Treated like terrorists
On January 12 2009, a new online visa waiver programme came into effect in the US. Should you wish to travel to the US, you will now have to apply electronically for travel authorisation. I won’t need to worry as I have vowed never to set foot in the United States again (lovely country that it is) and here is a sobering example, which might make us wonder what the hell is going on in the US.
Put aside the circus that is their biometrics programme (which is why I refuse to enter the country), here’s how you might be treated by US stormtroopers Customs and Border Protection officers should you be brave enough to try visiting the US. This is a real story from a real Australian family.
Picture this – you have an 84-year old father living in Los Angeles. He is ill so you and your family make a mercy dash from Sydney to the US. You have a valid visa to enter the US. You are a humble taxi driver from a leafy suburb in Sydney’s north. Your wife is an aged-care worker. You take your two sons, aged 8 and 14 years, along with you to see their grandfather, perhaps for the last time.
You get off the flight in LA. You are greeted by friendly, helpful US customs officials. Oh sorry, I was dreaming! This is what really happened:
- you are hauled aside and detained
- you are frisked and your luggage is inspected
- you are hauled off to a hotel with other “detainees”
- the van you travel in to this hotel has a cage to contain you and your family
- you arrive at the hotel at 2.30am. You try to get some sleep but it’s hard when armed guards are by your bedside
- you are woken at 4.30am, hauled back to the airport and shoved on a flight back to Sydney
- you are an Australian citizen (last time I looked, Australia was one of the US’s staunchest allies, sending our troops to support the US in Iraq. Maybe we need a rethink).
- the whole frightening incident unfolded over 24 hours
So here’s the multiple choice question. Are you:
(a) a terrorist; or
(b) a paedophile with a long criminal history; or
(c) a humble taxi driver on an emotional dash to see your ailing, elderly father.
If you answered (a) or (b) then perhaps you might expect to be questioned, frisked, grilled, hauled off by US authorities. But if you answered (c), you are correct and you must ask – why is an Australian citizen and his family (remember there are two teenagers involved here) treated in such an appalling manner?
US border protection officers accused this poor man of trying to enter the US illegally (Note to US customs and border protection – not EVERYONE in this world wants to emigrate to the US despite the fact you now have a Prez who can string a sentence together). The man showed them his return tickets worth $6400 for flights back to Australia on February 5.
During detention, the family says minimal food and drink was provided. What appalls me even more is that two teenagers had to suffer through detention in a hotel with armed guards sleeping near them. The man, Mr Fazle Rabbi, was not allowed to see his father despite emotional pleas.
Now, let’s look at the name here: Fazle Rabbi. Mr Rabbi and his family emigrated to Australia from Bangladesh four years ago.

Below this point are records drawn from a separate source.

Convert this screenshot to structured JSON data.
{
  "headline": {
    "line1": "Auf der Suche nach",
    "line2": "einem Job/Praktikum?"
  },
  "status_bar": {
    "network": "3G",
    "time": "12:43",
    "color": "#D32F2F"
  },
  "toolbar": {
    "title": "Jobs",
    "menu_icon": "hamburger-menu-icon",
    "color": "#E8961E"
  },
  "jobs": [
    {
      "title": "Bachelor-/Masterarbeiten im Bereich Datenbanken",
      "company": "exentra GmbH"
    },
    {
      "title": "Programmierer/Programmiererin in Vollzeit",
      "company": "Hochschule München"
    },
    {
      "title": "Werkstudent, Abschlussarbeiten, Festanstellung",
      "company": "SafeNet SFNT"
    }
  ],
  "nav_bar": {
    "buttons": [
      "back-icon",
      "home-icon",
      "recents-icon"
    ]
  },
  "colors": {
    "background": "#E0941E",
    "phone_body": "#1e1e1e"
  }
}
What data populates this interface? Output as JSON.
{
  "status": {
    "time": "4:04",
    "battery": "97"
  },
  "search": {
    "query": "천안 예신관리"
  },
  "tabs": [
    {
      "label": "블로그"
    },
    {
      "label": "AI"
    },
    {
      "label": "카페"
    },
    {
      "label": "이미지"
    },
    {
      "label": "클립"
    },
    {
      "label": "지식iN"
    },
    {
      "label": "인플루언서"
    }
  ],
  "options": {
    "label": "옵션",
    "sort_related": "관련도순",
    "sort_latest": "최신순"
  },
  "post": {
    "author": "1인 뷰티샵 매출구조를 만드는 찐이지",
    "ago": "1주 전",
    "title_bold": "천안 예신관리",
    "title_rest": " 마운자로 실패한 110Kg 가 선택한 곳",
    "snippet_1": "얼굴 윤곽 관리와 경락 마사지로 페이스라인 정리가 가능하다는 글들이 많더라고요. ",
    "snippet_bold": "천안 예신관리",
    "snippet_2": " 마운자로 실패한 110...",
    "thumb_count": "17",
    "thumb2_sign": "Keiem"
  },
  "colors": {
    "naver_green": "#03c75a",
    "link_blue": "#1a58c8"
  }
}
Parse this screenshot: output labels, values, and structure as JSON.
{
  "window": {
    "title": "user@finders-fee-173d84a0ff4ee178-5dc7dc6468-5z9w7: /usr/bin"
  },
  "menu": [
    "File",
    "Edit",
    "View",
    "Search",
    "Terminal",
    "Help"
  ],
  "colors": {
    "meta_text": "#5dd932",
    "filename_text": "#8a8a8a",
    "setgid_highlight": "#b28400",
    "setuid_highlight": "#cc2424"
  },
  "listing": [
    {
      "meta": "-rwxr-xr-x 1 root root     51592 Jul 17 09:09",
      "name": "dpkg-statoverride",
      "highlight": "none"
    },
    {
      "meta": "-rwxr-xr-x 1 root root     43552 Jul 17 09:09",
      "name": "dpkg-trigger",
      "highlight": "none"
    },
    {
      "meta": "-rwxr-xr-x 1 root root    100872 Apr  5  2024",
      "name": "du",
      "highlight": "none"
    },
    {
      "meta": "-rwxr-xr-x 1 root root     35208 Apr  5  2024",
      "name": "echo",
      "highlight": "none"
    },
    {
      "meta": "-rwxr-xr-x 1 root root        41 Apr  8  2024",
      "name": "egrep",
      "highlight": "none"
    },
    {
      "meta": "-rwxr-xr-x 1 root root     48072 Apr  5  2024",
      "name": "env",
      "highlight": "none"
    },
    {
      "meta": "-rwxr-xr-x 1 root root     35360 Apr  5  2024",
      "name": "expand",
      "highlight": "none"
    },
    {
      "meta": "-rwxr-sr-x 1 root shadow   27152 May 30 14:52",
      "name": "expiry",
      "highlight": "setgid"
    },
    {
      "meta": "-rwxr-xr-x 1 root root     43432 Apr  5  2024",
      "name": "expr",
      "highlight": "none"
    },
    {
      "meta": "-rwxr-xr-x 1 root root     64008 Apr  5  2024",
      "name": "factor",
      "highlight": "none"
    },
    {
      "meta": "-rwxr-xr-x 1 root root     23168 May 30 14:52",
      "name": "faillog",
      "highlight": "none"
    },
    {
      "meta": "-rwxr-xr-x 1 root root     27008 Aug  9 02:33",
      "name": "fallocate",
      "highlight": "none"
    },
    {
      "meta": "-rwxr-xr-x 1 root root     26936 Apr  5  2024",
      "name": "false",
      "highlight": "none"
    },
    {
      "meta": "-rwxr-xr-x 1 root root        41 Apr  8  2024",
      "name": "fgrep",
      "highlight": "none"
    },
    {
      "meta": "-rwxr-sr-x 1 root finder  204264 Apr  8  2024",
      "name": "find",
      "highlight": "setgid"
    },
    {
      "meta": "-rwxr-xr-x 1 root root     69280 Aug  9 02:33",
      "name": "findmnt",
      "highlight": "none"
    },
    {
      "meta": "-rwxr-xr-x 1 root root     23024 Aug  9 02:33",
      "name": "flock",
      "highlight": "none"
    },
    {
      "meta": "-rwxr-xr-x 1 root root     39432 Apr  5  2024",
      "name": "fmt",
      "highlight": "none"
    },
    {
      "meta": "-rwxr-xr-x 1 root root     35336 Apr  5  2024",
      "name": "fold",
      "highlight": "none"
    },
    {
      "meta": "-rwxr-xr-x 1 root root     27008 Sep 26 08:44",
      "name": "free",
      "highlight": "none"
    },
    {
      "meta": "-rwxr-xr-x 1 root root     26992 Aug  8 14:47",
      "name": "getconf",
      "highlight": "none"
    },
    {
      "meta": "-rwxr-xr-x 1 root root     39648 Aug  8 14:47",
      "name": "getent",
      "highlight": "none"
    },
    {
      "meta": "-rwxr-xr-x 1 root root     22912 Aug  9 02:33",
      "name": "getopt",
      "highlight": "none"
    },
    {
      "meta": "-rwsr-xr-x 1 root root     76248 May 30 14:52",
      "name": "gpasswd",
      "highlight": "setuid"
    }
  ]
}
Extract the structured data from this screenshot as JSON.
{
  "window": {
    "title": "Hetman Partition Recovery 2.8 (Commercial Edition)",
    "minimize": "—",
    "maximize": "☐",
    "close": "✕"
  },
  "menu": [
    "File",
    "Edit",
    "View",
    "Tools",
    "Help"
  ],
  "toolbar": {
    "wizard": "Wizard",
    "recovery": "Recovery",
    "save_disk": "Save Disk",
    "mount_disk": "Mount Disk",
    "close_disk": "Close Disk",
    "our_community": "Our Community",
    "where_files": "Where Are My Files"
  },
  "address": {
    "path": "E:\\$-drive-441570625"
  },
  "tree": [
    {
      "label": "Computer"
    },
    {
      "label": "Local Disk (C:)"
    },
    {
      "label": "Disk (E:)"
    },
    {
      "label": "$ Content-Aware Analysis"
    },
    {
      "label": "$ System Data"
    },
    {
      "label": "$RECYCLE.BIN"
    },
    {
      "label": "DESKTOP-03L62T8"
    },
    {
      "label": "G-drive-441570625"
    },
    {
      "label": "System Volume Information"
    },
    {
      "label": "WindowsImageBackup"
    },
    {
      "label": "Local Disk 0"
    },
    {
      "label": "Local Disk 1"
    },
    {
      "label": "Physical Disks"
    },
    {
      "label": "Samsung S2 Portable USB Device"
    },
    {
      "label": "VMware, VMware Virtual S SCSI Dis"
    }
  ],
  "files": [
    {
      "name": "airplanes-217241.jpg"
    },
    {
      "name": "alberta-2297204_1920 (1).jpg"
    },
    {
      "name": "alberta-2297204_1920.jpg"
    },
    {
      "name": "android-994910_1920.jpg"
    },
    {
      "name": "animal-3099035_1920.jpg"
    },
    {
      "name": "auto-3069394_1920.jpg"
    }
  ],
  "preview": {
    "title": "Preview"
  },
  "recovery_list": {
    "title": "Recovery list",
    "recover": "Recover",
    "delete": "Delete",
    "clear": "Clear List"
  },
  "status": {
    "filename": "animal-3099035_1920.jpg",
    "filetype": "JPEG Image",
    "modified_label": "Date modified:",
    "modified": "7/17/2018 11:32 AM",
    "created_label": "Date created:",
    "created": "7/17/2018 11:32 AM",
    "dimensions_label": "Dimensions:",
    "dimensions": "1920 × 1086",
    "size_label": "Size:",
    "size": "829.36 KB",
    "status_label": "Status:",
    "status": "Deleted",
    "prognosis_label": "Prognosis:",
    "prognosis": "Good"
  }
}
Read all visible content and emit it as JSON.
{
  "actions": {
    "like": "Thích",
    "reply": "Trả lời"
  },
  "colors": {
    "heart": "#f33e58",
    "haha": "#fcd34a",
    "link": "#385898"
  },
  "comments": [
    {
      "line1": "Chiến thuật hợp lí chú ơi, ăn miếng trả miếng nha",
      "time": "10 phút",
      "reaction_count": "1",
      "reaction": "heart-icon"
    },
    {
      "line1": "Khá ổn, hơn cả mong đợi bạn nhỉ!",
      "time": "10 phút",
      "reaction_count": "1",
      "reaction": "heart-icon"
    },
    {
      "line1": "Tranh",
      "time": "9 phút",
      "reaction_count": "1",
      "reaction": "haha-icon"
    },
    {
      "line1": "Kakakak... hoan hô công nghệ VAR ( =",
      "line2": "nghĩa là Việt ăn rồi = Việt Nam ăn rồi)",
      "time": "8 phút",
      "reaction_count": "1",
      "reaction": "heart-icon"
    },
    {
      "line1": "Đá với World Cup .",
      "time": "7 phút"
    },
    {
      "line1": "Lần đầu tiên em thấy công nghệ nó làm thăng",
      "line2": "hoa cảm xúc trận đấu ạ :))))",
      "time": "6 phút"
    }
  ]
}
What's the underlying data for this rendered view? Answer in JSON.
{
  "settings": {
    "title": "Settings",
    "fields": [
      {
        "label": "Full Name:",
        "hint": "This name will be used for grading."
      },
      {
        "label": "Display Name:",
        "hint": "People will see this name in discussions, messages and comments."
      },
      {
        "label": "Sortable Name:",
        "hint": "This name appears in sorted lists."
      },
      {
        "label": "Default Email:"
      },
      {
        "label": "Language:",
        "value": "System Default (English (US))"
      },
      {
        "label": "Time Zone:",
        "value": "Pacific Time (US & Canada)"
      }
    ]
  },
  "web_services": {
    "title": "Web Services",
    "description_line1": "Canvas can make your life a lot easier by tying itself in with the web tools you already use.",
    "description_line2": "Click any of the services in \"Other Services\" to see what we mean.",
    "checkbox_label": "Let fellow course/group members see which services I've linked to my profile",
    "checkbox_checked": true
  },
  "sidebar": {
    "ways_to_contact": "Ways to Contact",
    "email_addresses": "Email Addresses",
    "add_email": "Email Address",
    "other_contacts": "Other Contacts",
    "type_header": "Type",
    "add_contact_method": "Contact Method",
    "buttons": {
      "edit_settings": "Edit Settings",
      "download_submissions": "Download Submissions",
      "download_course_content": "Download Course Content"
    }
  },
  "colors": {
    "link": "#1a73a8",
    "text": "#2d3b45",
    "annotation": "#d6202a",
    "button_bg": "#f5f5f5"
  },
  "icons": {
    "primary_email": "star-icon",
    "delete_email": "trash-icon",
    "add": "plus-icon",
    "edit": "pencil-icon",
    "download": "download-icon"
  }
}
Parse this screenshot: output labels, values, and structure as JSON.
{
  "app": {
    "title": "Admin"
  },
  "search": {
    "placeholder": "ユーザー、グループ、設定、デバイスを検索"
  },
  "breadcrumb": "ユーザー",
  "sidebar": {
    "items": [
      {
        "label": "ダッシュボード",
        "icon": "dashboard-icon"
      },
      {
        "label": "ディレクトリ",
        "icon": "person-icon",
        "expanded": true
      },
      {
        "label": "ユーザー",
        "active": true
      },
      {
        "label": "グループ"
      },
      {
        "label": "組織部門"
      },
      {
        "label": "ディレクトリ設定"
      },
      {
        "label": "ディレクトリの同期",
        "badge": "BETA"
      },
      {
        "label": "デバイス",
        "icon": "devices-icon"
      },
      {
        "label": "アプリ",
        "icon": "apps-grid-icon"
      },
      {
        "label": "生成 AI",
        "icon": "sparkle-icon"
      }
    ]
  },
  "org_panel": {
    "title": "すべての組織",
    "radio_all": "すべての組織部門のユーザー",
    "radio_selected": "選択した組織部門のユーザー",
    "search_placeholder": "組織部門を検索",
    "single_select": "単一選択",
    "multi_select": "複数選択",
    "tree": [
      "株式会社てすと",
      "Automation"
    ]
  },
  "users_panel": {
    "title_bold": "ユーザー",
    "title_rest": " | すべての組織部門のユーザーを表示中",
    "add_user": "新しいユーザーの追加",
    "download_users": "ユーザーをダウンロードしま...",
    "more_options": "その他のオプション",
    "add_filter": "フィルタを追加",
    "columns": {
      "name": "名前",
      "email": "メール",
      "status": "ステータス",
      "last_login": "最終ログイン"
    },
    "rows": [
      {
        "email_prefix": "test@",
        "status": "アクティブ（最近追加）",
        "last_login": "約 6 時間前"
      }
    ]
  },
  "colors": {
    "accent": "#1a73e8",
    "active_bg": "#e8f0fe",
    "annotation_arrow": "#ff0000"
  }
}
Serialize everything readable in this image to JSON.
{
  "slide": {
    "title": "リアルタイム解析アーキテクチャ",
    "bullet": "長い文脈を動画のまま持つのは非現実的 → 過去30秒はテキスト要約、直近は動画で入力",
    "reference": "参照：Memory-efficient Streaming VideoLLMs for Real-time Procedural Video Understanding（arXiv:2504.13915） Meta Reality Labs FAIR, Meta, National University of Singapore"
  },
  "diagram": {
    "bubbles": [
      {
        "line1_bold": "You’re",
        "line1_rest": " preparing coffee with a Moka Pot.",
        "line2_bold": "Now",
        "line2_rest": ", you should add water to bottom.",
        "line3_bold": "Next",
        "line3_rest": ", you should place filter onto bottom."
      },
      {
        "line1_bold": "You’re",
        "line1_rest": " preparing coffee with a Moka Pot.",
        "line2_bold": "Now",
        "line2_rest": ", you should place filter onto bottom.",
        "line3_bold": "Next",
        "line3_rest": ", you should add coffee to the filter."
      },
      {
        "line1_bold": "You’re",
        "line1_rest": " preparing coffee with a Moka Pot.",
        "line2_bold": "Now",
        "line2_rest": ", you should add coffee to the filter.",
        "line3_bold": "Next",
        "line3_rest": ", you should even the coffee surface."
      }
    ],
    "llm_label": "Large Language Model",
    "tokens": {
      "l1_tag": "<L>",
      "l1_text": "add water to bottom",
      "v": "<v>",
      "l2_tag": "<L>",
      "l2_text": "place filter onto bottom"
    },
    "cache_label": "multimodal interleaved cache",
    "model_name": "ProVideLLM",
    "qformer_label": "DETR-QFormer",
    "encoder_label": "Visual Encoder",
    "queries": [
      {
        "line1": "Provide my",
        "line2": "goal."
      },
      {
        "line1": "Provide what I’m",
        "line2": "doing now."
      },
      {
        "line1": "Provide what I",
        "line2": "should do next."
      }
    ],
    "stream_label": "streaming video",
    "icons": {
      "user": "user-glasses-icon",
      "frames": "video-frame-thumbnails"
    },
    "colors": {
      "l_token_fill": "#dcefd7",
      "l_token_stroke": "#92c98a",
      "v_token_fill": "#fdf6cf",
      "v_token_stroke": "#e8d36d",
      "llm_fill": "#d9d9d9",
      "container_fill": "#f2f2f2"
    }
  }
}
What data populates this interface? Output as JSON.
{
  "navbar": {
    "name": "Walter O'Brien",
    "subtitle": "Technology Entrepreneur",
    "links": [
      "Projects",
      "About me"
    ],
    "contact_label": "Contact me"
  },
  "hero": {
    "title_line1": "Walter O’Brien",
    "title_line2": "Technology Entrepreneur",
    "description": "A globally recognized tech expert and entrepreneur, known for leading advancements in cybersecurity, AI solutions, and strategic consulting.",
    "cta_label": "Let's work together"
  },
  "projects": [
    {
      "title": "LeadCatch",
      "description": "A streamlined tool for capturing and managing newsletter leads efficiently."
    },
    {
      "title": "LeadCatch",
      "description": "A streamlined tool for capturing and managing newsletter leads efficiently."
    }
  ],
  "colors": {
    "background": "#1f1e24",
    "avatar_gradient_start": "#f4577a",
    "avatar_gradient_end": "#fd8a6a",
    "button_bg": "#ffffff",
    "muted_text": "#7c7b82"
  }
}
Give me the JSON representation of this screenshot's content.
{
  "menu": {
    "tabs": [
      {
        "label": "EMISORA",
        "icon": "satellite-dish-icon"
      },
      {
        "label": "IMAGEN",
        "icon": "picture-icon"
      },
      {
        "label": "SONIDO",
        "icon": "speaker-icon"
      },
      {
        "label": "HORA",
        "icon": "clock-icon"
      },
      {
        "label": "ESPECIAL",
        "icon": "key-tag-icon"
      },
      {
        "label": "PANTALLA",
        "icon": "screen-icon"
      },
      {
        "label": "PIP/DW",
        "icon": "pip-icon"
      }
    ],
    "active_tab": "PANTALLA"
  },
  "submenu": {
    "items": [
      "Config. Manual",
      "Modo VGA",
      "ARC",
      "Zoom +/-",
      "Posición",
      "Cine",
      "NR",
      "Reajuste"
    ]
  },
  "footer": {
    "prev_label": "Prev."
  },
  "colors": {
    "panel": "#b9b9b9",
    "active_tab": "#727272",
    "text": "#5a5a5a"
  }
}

Mr Rabbi is an Australian citizen (smart move to emigrate here and not try the US Mr Rabbi!). Did US officials refuse this man and his family entry to the US because of their ethnic heritage? Was he the victim of racial profiling? I’m afraid this is the conclusion one might reach because everything else seems to have been in order: return tickets and visas.
Apparently, the official response has been that the US reserves the right to refuse entry. Hey dudes: did you refund this poor family their wasted $6400? Did you bother to ring someone – like ASIO and find out if this family were a pack of terrorists in disguise? Did you bother to find out if the elderly father had a doctor in LA you could ring to verify the story? Did you confuse the Australian passport (presumably Rabbi travelled on one) with that of Afghanistan? Did you take one moment to think you could display some compassion?
Note to the US: if you treat foreign travellers this way, one day that treatment may just be what you experience when you try to enter a foreign country.